All along, it has bee clear that the hostage crisis is closely linked with the power struggle going on in Iran and that it can be resolved only with a denouement of that struggle. We seem to be approaching that point. Newly elected President Bani-Sadr, with a strong majority backing of the Iranian people, is trying to assert his authority over the country and reestablish state government. He faces stiff opposition from the fundamentalist religious forces and from leftist extremist but he appears to be maneuvering deftly and decisively. He has managed to get himself accepted as acting head of the Revolutionary Council. He has ordered the release of the Information Minister, arrested after militants accused him of collaborating with the CIA. He has indicated he wishes to "purge" the state radio and television.

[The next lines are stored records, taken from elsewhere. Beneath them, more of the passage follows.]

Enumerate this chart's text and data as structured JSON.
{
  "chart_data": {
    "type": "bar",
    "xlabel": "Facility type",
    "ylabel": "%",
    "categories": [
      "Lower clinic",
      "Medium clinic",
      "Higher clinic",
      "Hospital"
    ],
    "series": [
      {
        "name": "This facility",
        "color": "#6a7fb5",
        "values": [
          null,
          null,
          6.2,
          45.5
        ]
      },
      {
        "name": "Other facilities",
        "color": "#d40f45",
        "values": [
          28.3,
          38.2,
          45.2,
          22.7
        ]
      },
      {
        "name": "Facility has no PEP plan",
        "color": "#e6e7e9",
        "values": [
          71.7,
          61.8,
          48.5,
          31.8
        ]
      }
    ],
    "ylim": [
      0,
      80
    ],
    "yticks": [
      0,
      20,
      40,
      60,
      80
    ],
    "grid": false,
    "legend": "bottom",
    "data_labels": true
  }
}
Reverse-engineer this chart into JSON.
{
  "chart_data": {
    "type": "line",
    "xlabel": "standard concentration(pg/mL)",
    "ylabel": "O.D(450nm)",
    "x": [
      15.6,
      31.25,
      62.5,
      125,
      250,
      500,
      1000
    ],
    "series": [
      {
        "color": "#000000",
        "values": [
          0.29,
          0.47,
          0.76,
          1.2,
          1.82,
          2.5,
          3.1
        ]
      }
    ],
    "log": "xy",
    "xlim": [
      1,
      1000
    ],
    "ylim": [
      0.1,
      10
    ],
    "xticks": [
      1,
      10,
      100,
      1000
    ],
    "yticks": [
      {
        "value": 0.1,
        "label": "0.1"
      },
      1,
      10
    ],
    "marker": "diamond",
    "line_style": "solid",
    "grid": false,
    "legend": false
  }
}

Most significantly, perhaps, he has confronted the hostage-takers head-on by criticizing them as "self-centered children" who behave like a "government within a government." It cannot but he encouraging for Americans to hear the new Iranian leader say, regarding the charges made against the Information Minister: "We have a constitutional law and we should follow the legal procedures in these cases." Invoking the concept of legality in this way holds out promise not only for the US hostages but for Iran's future political course.
Not that it is for the US or any other outsiders to interfere with Iran's internal affairs, even indirectly by public judgments. Surely if the whole recent history of US relations with Iran has taught the world anything, it is that the Iranians, indeed any people, must be left alone to work out their system of government and their social and political policies in the way they choose. Even now the less said officially by others about the political developments in Iran, the better.
We ourselves mention them simply to underscore the need for a continuing US policy of moderation. It is apparent that President Bani-Sadr wants to have done with the hostage predicament and needs only to make sure that Iran's interests are upheld in any agreed upon solution. Negotiations still in train at the United Nations, which would provide for an international inquiry into Iran's grievances against the Shah and the freeing of the captives, seem to answer that face-saving requirement. So do Tehran's communications with Panama regarding extradition of the harbored dictator.
How much more time it may take before all the pieces fall into place is impossible to know. A rosy optimism would be foolish. But at the moment there is more reason for hope than despair. The American public, its patience perhaps tested as never before, should be uplifted by captive Bruce Laingen's comment that virtual captivity has taught him the great danger of encouraging hatred. "I remain convinced that there is decency in every human being, and that it will yet prevail here," the senior US diplomat in Tehran wrote to his son. "As the expression goes, all this too will pass. I remain confident of that."
That is the stuff of which triumph is made.